Hi, I’m the asshole.
A few years ago a local magazine did this feature on me in which they wrote “If you don’t want to know what Wesley Donehue thinks, you’d best not ask him. He’s smart, passionate, talented, and ferociously honest.”
I’m not sure about being smart, but I am ferociously honest. Everyone will tell you that. It makes me a great consultant. It has also lost me clients, colleagues, friends and staff.
Honesty is a great trait. At least compared to the bullshit artists who dominate business and politics. The problem is that people with absolute candor can also come across as absolute assholes. That’s me. I’m the asshole. 🙋🏻♂️
Most people are candid because they give a damn. They give too many damns. Unfortunately they, or we, don’t always show it. That’s where this book comes in.

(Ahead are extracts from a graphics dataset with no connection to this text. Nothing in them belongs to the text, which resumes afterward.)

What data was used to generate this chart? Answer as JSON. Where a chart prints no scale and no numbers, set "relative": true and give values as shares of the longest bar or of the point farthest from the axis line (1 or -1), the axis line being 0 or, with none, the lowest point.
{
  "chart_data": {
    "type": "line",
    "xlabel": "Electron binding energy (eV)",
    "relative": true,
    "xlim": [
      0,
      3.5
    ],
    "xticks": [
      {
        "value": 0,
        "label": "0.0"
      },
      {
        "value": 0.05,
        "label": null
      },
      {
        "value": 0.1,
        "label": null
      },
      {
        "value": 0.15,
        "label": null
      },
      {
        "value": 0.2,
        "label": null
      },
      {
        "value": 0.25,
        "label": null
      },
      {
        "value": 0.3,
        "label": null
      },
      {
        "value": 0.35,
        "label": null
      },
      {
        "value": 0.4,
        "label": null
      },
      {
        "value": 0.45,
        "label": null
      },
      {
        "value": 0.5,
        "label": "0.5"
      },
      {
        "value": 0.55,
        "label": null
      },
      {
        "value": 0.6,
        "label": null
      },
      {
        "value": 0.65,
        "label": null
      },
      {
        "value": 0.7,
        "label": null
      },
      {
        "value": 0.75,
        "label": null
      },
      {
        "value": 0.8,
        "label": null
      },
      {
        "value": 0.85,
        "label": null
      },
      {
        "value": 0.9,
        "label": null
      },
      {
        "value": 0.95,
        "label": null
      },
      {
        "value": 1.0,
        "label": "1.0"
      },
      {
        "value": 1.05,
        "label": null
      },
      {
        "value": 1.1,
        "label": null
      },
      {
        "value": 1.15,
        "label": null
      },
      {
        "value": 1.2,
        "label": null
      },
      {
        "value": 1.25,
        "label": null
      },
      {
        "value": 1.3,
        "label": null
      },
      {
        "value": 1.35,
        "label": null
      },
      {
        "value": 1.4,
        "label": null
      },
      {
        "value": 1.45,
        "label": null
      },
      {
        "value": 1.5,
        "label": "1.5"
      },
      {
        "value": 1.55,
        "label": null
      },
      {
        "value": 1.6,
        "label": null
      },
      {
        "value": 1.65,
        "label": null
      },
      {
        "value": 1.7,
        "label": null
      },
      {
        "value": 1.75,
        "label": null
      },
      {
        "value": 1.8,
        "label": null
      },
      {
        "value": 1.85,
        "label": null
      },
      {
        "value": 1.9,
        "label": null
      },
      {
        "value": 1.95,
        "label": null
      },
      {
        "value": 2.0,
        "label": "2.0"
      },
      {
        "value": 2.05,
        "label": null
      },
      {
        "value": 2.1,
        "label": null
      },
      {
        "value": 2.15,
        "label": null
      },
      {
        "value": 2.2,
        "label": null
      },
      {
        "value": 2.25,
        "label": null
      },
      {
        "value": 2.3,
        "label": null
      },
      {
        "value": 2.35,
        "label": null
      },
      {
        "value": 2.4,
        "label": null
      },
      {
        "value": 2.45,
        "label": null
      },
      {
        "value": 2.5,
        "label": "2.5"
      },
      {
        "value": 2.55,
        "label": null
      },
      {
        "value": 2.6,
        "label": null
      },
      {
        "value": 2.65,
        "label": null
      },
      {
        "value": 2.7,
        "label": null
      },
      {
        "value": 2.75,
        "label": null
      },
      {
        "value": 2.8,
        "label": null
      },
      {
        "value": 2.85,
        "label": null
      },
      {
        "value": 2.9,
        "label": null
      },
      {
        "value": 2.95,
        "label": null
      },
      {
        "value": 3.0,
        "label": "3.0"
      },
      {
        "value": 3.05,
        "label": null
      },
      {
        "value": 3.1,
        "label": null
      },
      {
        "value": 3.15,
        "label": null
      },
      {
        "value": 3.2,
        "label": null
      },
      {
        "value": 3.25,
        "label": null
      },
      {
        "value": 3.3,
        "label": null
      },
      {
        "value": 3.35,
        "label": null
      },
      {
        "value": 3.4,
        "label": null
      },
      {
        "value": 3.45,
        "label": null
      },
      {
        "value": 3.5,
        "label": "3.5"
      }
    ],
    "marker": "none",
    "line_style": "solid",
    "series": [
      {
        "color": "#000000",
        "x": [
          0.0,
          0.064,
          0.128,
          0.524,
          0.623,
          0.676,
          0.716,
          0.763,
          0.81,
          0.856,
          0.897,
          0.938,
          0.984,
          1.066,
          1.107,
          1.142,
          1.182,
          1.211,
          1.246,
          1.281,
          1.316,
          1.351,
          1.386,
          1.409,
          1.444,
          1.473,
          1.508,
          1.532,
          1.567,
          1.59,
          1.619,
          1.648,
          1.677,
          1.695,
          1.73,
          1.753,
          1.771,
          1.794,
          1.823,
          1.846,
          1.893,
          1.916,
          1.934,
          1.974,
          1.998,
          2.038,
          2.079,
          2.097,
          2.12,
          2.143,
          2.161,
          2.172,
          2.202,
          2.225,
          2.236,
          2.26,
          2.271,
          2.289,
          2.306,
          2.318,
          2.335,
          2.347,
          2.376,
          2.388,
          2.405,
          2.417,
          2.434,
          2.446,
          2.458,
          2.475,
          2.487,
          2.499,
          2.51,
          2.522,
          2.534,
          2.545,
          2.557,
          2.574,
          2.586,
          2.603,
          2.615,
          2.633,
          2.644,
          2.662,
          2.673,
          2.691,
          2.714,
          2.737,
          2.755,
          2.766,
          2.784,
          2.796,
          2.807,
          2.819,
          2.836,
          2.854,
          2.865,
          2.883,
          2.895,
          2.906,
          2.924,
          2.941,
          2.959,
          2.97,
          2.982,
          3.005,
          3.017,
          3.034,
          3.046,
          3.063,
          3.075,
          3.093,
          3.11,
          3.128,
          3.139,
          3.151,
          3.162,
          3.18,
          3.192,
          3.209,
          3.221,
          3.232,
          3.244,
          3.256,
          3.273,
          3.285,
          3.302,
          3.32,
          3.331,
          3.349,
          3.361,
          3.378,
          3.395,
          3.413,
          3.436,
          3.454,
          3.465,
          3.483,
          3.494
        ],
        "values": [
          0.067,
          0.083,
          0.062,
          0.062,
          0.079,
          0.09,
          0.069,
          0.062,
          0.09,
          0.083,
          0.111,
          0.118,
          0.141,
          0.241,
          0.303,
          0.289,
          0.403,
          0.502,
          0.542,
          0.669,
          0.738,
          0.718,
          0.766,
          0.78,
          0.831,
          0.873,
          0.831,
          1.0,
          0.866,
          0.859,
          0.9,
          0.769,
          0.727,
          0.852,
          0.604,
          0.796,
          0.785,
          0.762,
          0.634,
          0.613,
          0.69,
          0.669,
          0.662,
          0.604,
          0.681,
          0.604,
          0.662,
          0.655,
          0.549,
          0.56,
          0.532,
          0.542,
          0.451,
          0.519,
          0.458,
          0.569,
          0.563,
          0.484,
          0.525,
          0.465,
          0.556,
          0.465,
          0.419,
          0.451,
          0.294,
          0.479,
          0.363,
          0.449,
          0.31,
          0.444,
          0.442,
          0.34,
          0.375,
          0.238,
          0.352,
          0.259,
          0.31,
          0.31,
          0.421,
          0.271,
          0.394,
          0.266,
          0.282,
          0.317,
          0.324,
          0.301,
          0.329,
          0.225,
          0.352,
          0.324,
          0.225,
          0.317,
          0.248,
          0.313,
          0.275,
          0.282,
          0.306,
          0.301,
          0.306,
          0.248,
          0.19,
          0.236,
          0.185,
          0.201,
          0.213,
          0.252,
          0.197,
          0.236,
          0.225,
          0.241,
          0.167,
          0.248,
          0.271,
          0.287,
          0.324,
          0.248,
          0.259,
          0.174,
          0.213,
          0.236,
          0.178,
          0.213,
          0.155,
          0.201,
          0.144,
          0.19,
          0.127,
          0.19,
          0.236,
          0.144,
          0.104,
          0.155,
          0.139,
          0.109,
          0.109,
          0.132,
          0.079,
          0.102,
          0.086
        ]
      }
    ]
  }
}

In the comments of this post I’ve included an image. You will see two axes.
The vertical axis is what the author calls “the give a damn axis” pointing toward care personally.
The horizontal axis is “the willingness to piss people off” axis pointing toward challenge directly.
The key is to get in the quadrant where care personally meets challenge directly. This is where radical candor lies.
Truthfully, I live in this quadrant. Or, I should say, I think I live in this quadrant.
I care. I care too much. I care about my clients and I care deeply about my staff. The problem here is balance. I have a natural tendency to lean more into candidness than caring because I assume people know how much I care. That assumption gets me into trouble and I fall into the bottom right quadrant, what the author calls “obnoxious aggression” or “the asshole quadrant.”
The best bosses challenge their employees while showing empathy. It’s not enough to feel compassion. You have to actually show compassion. That’s easier said that done. Luckily, the author gives a detailed roadmap on how to get there.
I enjoyed this book because I needed this book. In a lot of ways it was a slap in the face. Mostly I realized that it doesn’t matter what I think about myself. What matters is what others think about me. They won’t think of me as a wise consultant, good teammate or great boss if they think I’m an asshole. As I tell every political client, they have to like you before they will listen to you. Your ideas are shit if they think you’re an asshole.
As for me, while nailing the honesty part of this equation, I have to not only care, but show I care.
I recommend this book to all entrepreneurs.